Finnally two more aspects of the imports wizard shall be discussed from a retrospective view. The first one concerns the mapping of external and internal keys and the role of the import session. The second one takes a closer look on the role of the “ID” columns during import.
Mapping of external and internal keys
When opening the import wizard you have to select rsp. create an import session. Imports into Diversity Descriptions usually require at least two import operations, e.g. for descriptors and descriptions. The description data reference descriptors or categorical states. Within the database those relations are built based on numeric values that are provided by the database during creation of the corresponding objects. In the external data files the relations are usually built by numbers coordinated by the user (“QuestionNumber”) or by the entity names.
The import session stores the external and internal key values in
separate database tables and therefore builds a bracket around the
different import operations. Each import session is assigned to one
project, but for each project several import sessions may be created.
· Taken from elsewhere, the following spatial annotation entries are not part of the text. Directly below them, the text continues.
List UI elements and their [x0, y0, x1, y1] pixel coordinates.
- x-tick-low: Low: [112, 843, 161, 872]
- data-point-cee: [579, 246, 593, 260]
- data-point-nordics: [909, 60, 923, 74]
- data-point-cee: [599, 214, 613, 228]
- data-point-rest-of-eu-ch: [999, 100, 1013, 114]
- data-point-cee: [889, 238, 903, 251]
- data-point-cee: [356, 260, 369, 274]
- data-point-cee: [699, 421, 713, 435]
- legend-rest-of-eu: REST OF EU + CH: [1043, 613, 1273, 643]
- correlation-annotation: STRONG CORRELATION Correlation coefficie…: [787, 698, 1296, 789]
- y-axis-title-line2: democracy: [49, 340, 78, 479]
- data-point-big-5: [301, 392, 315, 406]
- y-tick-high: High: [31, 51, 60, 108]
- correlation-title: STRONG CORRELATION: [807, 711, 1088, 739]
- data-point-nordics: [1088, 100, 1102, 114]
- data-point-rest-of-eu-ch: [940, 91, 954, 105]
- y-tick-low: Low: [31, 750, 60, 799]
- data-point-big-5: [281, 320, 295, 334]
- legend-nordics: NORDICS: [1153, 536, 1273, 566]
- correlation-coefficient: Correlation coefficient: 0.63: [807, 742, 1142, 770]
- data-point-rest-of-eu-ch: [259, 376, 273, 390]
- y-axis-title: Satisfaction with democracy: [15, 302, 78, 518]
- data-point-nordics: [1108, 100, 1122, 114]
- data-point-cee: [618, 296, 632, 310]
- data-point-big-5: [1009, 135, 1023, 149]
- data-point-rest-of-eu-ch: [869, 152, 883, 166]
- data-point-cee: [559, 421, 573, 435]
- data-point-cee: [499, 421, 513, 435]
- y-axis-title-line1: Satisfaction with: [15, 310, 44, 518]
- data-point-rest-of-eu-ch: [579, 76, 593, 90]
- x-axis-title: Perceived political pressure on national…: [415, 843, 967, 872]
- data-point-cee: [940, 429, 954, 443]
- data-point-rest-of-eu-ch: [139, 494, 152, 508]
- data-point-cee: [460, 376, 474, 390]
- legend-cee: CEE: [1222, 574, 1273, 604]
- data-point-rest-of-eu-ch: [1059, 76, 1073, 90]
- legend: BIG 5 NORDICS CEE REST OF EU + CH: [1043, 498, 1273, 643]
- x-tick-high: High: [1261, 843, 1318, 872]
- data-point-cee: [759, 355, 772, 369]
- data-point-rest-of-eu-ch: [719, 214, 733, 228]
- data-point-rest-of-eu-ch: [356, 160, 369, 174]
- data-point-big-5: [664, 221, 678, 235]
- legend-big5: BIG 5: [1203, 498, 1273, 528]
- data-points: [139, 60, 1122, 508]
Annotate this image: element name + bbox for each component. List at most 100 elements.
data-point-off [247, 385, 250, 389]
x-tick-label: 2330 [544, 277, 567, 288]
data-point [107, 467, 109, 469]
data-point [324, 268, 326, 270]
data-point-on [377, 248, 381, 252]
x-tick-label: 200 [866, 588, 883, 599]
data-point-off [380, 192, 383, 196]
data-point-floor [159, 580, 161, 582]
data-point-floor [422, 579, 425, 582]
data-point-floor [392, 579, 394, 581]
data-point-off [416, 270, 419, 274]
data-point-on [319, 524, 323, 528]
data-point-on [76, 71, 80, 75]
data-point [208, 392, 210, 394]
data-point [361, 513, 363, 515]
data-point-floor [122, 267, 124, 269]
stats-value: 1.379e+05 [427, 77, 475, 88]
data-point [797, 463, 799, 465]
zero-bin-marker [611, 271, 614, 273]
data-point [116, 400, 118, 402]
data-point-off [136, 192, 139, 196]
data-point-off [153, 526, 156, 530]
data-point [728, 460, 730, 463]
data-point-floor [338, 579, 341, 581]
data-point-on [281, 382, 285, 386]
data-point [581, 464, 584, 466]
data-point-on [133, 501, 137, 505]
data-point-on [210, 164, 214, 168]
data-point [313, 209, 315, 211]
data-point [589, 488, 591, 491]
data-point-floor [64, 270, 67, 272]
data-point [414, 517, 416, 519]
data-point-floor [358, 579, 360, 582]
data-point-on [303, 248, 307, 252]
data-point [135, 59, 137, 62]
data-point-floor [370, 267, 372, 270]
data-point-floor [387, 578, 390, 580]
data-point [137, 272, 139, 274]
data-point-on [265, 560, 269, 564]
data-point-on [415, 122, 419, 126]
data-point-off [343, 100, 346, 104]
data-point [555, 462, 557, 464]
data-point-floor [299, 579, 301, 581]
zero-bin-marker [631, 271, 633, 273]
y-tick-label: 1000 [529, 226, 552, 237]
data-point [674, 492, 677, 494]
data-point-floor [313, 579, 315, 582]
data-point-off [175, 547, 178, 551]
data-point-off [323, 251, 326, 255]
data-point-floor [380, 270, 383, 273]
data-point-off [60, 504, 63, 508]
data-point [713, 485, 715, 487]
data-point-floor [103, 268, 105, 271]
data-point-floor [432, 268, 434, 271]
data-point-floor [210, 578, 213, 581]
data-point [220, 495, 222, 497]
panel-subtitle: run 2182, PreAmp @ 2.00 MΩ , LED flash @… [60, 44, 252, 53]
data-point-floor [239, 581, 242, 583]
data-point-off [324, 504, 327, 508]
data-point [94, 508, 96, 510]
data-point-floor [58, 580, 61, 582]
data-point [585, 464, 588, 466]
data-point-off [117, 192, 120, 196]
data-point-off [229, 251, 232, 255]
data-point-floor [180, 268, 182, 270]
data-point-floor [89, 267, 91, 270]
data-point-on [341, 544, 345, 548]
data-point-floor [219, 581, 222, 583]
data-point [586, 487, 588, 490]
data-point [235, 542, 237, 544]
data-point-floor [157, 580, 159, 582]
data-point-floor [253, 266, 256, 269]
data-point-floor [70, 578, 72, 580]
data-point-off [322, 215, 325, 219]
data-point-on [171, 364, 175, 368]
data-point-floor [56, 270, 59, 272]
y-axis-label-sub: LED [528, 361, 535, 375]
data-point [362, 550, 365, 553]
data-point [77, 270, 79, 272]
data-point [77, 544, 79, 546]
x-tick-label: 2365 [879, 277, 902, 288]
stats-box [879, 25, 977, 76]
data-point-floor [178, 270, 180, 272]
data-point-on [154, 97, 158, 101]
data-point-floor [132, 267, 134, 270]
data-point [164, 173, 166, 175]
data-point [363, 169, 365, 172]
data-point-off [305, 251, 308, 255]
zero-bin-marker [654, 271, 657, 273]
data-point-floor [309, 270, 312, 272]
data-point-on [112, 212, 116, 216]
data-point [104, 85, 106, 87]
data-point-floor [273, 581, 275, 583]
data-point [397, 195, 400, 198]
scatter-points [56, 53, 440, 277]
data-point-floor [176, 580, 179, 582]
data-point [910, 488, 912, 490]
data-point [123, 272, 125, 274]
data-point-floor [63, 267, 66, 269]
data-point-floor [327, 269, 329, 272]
The mapping data may be viewed by opening the menu item Data ->
Import ->
Wizard ->
Organize sessions …, selecting the
session and clicking the button
Mapping (see
image below).
Selecting import columns for the “ID” fields
As an addition to the tutorial steps a closer look on the role of the
“ID” fields shall be taken. In principle the most important IDs during
import concern the Descriptor ID and the
Categorical state ID during descriptor import. To
decide which file column shall be used for that values during import, it
is important to know how these elements are referenced in the other
files.
For the descriptor import, you should take a look at the description
data table (see above), which is part of the tutorial example. The
descriptor is referenced by column “QestionNumber”, which
matches homonymous column of the descriptor data table (see below).
Therefore the natural approach is to use this column as input for the
Descriptor ID during the descriptor import. Since
in most practical cases the descriptors will have a numbering column,
which is used in the referencing table. Surely more variety exists in
the way the categorical states are listed in the descriptor data file
and the way they are referenced by the description data file.
In the tutorial the first complication is that the possible states are
all concatenated, separated by a semicolon, into a single column of the
descriptor data file. This causes some effort in the transformation,
because the states have to be splitted into the single values. The
question is, what is the Categorical state ID?
The answer can be found in the upper table, because the state name is
explicitely mentioned in the description data file as reference. I.e.
for the descriptor import the state name must be used for the
Categorical state ID, too.
In Diversity Descriptions the categorical state names must be unique in relation to their descriptor. But different descriptors may have states with the same names. In our example this situation occures with the two boolean descriptors (states “Yes” and “No”) and the state value “Others”, wich is used by two descriptors. Therefore it is generally recommended to specify the descriptor for the import of categorical summary data as demonstrated in the tutorial.